You can limit the worker node subnets by using the override:
workers_group_defaults = {
subnets = ["subnet-PRIVATE"]
}
Also, can you confirmed they are all properly tagged?
I ran another test, destroyed the previous cluster and created another one while adding two more subnets: subnet-PUBLIC2 and subnet-PRIVATE2. I also specified asg_desired_capacity=7 and asg_max_size=10. In EC2 console I see 7 instances created, but only 4 joined the cluster. Two of these nodes were in subnet-PUBLIC and two were in subnet-PUBLIC2. The 3 instances that were not joined into the cluster were created in the two PRIVATE subnets.
The tags on the subnets and the instances are all identical and seem ok.
I will run another test with only the original subnets but the same desired_capacity and see what happens...
Do you have a NAT gateway for the private subnets?
There is a Gateway associated with the private subnets but it's not a NAT gateway (it's just an endpoint?!). Sorry I'm not an AWS expert.
That is the issue. Here is the AWS VPC tutorial up on the topic for EKS:
https://docs.aws.amazon.com/eks/latest/userguide/network_reqs.html
https://docs.aws.amazon.com/eks/latest/userguide/create-public-private-vpc.html
Unless you see a route table entry in the subnet like this: 0.0.0.0/0 | nat-XXXX, they won't be able to communicate with the EKS control plane, and you'll only be able to use public subnets for worker nodes.
You were right! When I removed the private subnets from the config, all my instances were created in the public subnets, and they all registered with k8s! Thanks for your help!
@nkrendel just FYI having your nodes in a public subnet can be a security risk, and why the recommendations were using private subnets and nat gateways. just need to get the nat gateways up correctly.

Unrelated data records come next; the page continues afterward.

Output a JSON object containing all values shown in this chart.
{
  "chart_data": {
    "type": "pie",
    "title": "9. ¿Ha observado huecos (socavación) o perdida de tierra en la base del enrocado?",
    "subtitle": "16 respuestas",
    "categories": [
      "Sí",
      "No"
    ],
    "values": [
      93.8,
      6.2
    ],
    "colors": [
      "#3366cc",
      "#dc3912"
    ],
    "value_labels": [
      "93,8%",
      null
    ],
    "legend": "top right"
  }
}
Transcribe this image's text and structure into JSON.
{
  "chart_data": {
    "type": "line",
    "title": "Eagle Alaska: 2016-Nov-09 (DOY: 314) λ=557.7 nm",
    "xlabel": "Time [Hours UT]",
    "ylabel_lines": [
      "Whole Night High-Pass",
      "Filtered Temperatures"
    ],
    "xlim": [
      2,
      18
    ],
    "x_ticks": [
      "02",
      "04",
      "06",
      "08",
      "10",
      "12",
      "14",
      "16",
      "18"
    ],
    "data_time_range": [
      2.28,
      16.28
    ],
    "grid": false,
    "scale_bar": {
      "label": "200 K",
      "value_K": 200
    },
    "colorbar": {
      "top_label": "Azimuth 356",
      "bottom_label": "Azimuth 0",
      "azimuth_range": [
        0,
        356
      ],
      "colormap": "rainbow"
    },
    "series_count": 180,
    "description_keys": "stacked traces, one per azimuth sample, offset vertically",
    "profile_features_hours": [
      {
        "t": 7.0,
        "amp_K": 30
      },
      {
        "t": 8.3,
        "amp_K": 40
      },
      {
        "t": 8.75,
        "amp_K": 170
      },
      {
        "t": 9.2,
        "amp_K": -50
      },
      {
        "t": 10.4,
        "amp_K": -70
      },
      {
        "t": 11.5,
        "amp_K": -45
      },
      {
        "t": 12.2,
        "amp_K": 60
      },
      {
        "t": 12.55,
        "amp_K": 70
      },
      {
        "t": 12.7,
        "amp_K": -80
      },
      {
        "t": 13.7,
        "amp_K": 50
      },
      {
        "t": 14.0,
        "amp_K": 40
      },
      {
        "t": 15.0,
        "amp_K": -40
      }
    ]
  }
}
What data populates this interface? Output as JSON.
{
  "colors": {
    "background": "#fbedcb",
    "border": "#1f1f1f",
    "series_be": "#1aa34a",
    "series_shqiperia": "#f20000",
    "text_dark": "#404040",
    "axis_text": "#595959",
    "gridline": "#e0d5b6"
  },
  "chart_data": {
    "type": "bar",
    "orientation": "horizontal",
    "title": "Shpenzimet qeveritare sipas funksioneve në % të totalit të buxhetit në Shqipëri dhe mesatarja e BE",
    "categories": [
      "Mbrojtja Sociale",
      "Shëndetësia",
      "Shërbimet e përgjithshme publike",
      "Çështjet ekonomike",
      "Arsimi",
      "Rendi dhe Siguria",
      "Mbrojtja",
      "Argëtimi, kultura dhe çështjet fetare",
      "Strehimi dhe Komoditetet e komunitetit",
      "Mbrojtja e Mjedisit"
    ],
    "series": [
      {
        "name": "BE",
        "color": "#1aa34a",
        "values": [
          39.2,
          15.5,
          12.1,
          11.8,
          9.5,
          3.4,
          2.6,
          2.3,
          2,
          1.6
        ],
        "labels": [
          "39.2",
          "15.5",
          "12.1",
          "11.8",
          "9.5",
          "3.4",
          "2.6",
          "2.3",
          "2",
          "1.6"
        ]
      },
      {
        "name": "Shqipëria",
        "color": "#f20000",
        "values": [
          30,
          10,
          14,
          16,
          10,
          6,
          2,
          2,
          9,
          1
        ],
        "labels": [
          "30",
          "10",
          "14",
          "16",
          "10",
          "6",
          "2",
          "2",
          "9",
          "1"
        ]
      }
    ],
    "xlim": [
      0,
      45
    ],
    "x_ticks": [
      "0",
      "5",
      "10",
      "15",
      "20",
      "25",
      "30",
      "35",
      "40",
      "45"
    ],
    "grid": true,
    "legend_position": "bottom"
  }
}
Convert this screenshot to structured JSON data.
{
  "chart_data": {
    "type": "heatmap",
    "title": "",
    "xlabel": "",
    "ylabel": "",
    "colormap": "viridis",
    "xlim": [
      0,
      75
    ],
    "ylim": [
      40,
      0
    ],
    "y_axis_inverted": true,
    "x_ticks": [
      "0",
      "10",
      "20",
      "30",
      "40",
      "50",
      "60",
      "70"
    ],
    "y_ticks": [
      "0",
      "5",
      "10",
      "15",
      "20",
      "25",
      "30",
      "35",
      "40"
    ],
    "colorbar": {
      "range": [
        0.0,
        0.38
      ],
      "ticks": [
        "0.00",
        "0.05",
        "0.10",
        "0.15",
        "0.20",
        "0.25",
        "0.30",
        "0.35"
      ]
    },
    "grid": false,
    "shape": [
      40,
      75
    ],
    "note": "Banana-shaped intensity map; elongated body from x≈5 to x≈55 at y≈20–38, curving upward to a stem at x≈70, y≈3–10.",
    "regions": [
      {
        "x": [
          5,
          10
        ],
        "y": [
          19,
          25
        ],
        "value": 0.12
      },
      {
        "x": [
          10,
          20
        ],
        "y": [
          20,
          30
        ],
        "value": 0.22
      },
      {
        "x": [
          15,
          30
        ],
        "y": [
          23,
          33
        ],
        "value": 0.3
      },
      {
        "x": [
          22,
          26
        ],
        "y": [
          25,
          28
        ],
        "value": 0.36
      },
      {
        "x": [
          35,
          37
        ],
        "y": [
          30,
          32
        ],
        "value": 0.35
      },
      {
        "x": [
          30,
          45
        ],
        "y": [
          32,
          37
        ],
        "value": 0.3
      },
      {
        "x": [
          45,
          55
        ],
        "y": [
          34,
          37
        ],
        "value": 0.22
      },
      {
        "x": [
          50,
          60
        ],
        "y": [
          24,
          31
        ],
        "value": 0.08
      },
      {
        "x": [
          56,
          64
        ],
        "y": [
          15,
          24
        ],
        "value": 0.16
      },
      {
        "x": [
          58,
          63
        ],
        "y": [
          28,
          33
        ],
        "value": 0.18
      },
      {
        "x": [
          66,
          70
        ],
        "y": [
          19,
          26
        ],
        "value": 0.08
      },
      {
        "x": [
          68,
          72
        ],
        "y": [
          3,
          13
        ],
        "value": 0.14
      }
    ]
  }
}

I want to add I was stuck on a way simpler issue in case anyone looks. Node tags need to have cluster name match. makes obvious sense but I overlooked this. Nodes will only join the cluster it is 'owned' by
( terraform obviously )
tag {
key = "kubernetes.io/cluster/${var.eks_cluster_name}-${terraform.workspace}"
value = "owned"
propagate_at_launch = true
}
Most helpful comment
That is the issue. Here is the AWS VPC tutorial up on the topic for EKS:
https://docs.aws.amazon.com/eks/latest/userguide/network_reqs.html
https://docs.aws.amazon.com/eks/latest/userguide/create-public-private-vpc.html
Unless you see a route table entry in the subnet like this:
0.0.0.0/0 | nat-XXXX, they won't be able to communicate with the EKS control plane, and you'll only be able to use public subnets for worker nodes.